The rallies on Saturday were organized by the Welcome to Australia campaign and aimed at celebrating cultural diversity and promoting compassion and unity in the nation, local press outlets reported.
"The walk is a loud declaration that thousands of Australians believe we are a nation known for our compassion, generosity and welcome," said Chief Executive of Welcome to Austria Mohammad Al-Khafaji, a former refugee.
Al-Khafaji also insisted that the movement has gone global this year, saying, "A community in Anchorage, Alaska, heard about Australia's Walk Together celebration and they were really impressed with its symbolism and its power.
"Those Alaskans are holding their own Walk Together event this October to tie in with our walks in Australia this weekend," he added.

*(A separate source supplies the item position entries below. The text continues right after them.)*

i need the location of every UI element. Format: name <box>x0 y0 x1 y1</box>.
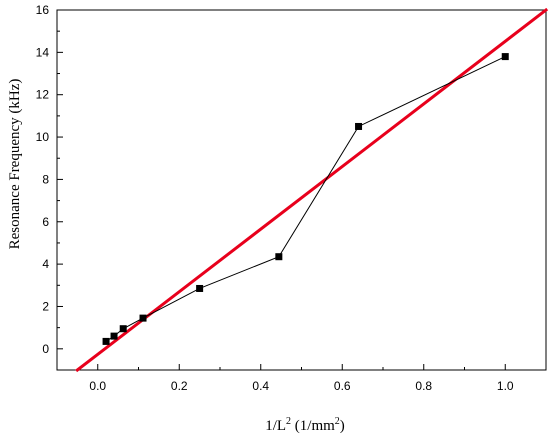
y-tick-label: 8 <box>42 172 49 186</box>
data-point <box>139 314 147 322</box>
data-point <box>275 253 283 261</box>
series-layer <box>75 7 549 373</box>
fit-line <box>75 7 549 373</box>
y-tick-label: 4 <box>42 257 49 271</box>
data-point <box>119 325 127 333</box>
data-point <box>355 122 363 130</box>
y-tick-label: 6 <box>42 215 49 229</box>
y-tick-label: 12 <box>36 88 50 102</box>
x-tick-label: 0.0 <box>89 379 106 393</box>
data-point <box>102 337 110 345</box>
data-point <box>501 53 509 61</box>
x-axis-label-middle: (1/mm <box>291 418 335 434</box>
y-tick-label: 0 <box>42 342 49 356</box>
y-tick-label: 14 <box>36 45 50 59</box>
data-point <box>196 284 204 292</box>
y-axis-label: Resonance Frequency (kHz) <box>7 79 23 250</box>
x-axis-label-prefix: 1/L <box>265 418 286 434</box>
data-point <box>110 332 118 340</box>
x-tick-label: 0.4 <box>252 379 269 393</box>
x-axis-label: 1/L2 (1/mm2) <box>265 416 345 434</box>
x-axis-label-suffix: ) <box>340 418 345 434</box>
x-tick-label: 0.2 <box>171 379 188 393</box>
x-ticks-layer: 0.0 0.2 0.4 0.6 0.8 1.0 <box>89 364 514 393</box>
y-ticks-layer: 0 2 4 6 8 10 12 14 16 <box>36 3 63 371</box>
x-tick-label: 1.0 <box>497 379 514 393</box>
x-axis-label-sup2: 2 <box>335 416 340 427</box>
plot-frame <box>56 9 547 371</box>
x-tick-label: 0.6 <box>334 379 351 393</box>
y-tick-label: 10 <box>36 130 50 144</box>
x-axis-label-sup: 2 <box>286 416 291 427</box>
plot-frame-layer <box>56 9 547 371</box>
x-tick-label: 0.8 <box>415 379 432 393</box>
y-tick-label: 16 <box>36 3 50 17</box>
y-tick-label: 2 <box>42 299 49 313</box>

Meanwhile, Tasmanian Governor Kate Warner took part in the rally held in the city of Hobart, calling on Australians to challenge the Islamophobic views of One Nation senator, Pauline Hanson.
She further called on the demonstrators to stand firm in their support for refugees.
Warner underlined that Hansen had "declared that Australia was being swamped by Muslims and in which she reiterated a call for a ban on Muslim immigration."
"I think it's so important for Australians who oppose her views to stand up and be counted," she added.
According to local press reports, hundreds of people took part in the rally in the city of Adelaide marching from the Torrens Parade Grounds to Elder Park.
Participants at the Adelaide rally included state lawmaker Nat Cook, former Greens senator Penny Wright and representatives from the Australian Federal Police.
Well-known Australians who attended the nationwide rallies included political leaders from major parties in the country as well as Missy Higgins, Judith Lucy, and Tom Ballard.